Dilanjut dengan pemaparan dari Dr. Joko Riskiyono, S.H., M.H. dengan topik pembahasan disharmonisasi dalam pengaturan penyalahgunaan wewenang sebagaimana dalam Undang-Undang No. 30 Tahun 2014 tentang administrasi pemerintahan melalui pemantauan dan peninjauan, menurut beliau diperlukan harmonisasi dan sinkronisasi ulang peraturan Perundang-undangan yang mengatur tentang penyalahgunaan wewenang karena banyaknya perundang-undangan yang memuat materi penyalahgunaan wewenang seharusnya dapat dilakukan harmonisasi ulang dengan harapan Undang-Undang No. 20 Tahun 2014 itu dilakukan perubahan. Dan juga beliau mengatakan pengaturan materi muatan penyalahgunaan wewenang dan urusan oleh badan/pejabat administrasi dalam Undang-Undang administrasi pemerintahan secara hirarkis dan diikuti oleh peraturan pemerintah selaku pelaksana Undang-Undang. Peraturan Pemerintah No. 48 tahun 2014 tentang pengawasan system administrasi negara itu tidak sejalan dengan semangat yang ada di dalam Undang-Undang No. 30 tahun 2014.
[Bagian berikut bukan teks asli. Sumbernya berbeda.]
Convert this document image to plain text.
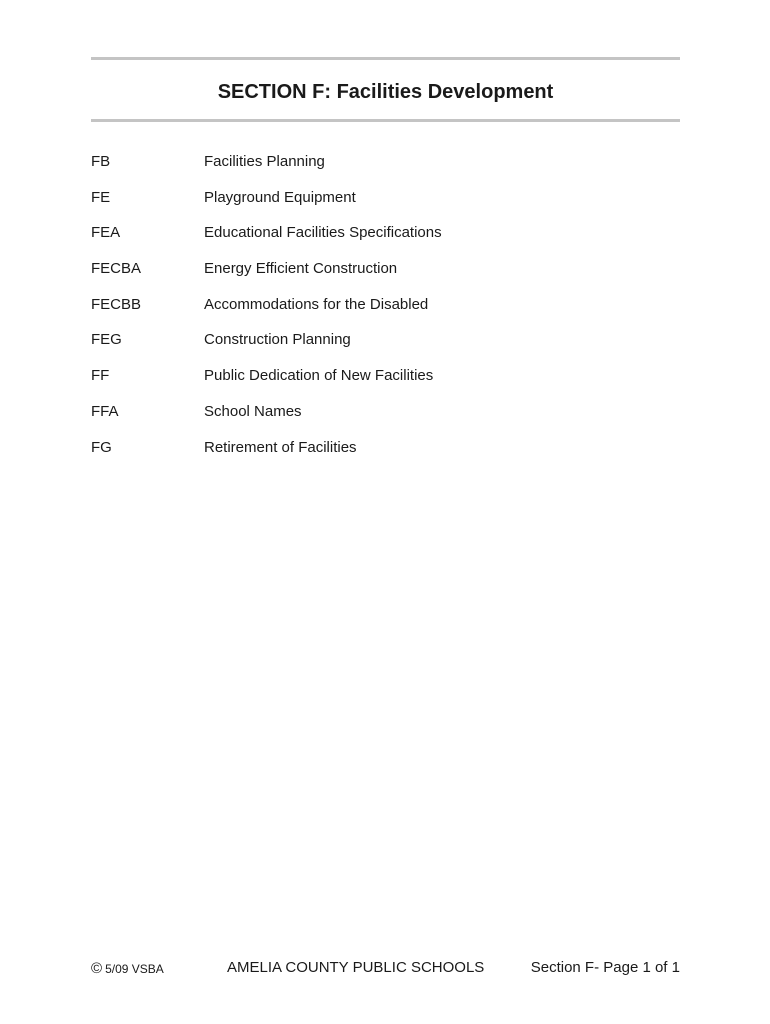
SECTION F: Facilities Development
FB	Facilities Planning
FE	Playground Equipment
FEA	Educational Facilities Specifications
FECBA	Energy Efficient Construction
FECBB	Accommodations for the Disabled
FEG	Construction Planning
FF	Public Dedication of New Facilities
FFA	School Names
FG	Retirement of Facilities
© 5/09 VSBA	AMELIA COUNTY PUBLIC SCHOOLS	Section F- Page 1 of 1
Menutup acara Webinar dapat disimpulkan bahwa seorang pemimpin harusnya dihargai, disegani, dan dihormati bukan karena kewenangan dan kekuasaan yang dimilikinya melainkan dengan kapabilitas yang diwujudkan dengan kinerja yang terpuji dan juga menjadi pelayan yang baik.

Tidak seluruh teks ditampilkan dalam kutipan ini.